I've only included a few examples, targetting AVX1 for the Jaguar/BtVer2 model, which I've flagged as complete for this patch (the only complete model in x86). I'm reasonably confident in the values for this cpu, other X86 models have known accuracy concerns that llvm-mca/llvm-exegesis will hopefully improve and enable those models to be completed in the future. Perf testing for the Jaguar model with this patch is currently ongoing.
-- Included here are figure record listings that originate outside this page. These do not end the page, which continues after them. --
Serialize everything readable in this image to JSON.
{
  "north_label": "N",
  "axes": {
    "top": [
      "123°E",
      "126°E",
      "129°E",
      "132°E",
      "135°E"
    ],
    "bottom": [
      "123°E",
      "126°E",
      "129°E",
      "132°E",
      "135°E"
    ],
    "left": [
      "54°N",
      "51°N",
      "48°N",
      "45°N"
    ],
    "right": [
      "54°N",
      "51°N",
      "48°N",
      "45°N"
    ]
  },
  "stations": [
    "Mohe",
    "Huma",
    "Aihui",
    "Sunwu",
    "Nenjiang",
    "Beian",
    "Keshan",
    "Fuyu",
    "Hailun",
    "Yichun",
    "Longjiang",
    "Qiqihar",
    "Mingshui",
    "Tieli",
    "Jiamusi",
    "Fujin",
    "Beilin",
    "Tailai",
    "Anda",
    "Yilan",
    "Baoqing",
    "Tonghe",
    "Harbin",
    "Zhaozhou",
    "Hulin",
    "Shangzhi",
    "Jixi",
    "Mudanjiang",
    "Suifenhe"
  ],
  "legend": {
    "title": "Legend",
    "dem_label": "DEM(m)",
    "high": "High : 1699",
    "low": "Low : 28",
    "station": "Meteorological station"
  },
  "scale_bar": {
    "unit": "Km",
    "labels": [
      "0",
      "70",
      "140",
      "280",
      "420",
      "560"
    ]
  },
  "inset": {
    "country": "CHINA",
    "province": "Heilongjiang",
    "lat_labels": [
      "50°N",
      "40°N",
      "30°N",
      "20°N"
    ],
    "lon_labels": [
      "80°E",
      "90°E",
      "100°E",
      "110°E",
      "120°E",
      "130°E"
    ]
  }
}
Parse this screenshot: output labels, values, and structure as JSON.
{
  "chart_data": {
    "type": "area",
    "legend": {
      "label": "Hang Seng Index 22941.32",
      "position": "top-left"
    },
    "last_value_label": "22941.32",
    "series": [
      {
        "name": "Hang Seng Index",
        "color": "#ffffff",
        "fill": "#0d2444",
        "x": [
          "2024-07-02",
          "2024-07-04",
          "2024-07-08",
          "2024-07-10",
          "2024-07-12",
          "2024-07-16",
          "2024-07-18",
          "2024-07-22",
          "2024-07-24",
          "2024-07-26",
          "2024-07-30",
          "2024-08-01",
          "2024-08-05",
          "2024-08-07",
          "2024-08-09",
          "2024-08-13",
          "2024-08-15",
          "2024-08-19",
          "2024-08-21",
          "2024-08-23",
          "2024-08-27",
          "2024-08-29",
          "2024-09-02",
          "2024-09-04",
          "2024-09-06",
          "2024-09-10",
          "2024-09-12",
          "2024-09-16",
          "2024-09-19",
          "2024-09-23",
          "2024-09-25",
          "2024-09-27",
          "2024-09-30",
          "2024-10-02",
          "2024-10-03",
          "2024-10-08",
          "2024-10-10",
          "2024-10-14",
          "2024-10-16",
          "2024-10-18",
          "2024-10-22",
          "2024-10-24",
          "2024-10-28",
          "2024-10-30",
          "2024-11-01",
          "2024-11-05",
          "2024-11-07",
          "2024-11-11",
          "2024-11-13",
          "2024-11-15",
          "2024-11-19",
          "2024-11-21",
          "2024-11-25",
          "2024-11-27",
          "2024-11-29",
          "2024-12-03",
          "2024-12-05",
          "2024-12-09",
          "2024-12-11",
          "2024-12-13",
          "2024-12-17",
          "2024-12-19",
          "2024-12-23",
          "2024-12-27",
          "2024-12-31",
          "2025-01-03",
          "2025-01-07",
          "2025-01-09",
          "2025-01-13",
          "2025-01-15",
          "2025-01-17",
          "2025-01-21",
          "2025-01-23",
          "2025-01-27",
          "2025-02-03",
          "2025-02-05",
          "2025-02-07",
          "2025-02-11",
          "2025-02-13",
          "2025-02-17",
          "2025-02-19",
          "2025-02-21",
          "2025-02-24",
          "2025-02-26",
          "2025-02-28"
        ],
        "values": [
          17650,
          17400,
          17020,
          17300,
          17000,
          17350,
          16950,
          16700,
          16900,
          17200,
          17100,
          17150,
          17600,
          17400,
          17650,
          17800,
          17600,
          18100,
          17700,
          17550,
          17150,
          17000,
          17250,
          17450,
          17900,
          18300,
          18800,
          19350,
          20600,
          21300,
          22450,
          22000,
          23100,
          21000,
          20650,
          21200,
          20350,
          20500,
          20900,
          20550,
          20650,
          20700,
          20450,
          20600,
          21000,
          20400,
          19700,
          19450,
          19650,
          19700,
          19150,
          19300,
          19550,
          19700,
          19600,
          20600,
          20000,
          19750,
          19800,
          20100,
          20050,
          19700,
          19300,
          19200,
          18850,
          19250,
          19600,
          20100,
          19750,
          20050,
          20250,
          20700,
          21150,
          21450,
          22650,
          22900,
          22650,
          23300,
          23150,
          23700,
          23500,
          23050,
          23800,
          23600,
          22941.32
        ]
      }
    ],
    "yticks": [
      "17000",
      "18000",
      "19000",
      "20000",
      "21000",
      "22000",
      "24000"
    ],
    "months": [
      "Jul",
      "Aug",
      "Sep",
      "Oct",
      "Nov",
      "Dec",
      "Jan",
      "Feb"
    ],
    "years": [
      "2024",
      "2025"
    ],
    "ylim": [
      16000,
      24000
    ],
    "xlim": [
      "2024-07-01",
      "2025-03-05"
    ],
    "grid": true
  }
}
There are several things that I'm hoping this patch will help us to decide:
1 - Only complete scheduling models are supported, everything else (incomplete models or CPUs without a model) still uses the default cost (which should match the current cost tables). I'm concerned about introducing performance regressions into existing code before we have a high confidence in individual models - we have already hit something similar with Silvermont PMULLD regressions (PR37059).
2 - The patch embeds likely code sequences into the cost tables; this is going to get very bulkly very quickly, as we need to provide sequences for a number of ISAs, as well as keeping default costs until we have full scheduler model coverage. This probably will require us to split off the costs tables to its own file. We may want to investigate methods to auto-generate this data as well, but that is beyond the scope of this initial patch. Apologies for the formatting of some of the code sequences, I'll get it cleaned up once we decide how to store these.
3 - A new variant of MCSchedModel::getReciprocalThroughput is introduced that takes an array of MIOpcodes; this can't determine dependencies between the instructions so the result is mainly useful for 'resource pressure' cases, but the MIOpcodes data could be used for codesize costs as well. Is this satisfactory or do we need to account for dependencies as well? That would allow us to estimate latency costs, but is likely to complicate both the data and computation considerably - at that point we'd need to call a version of llvm-mca on every sequence.
4 - In the future I'd like us to move the cost from being based on cycles to a CPU's issue width - for example currently a cost of 1 might be returned for i32 and v4i32 ADDs, but we may actually be able to dispatch 2 or more i32 ADD/cycle but only 1 v4i32. This was proving tricky to get right in my initial experiments, as so many of the default costs would need adjusting to account for this. Future work.
5 - X86's fix to avoid SDIV/UDIV vectorization is clumsy (multiplying the vector costs x20) and appears to have been implemented before the cost of scalarization was being realistically accounted for, it can probably be discarded and we just give a higher default cost for scalar SDIV/UDIV/SREM/UREM.
Is this going to cause a bunch of SmallVectors to be constructed at startup? I think that goes against our coding standards.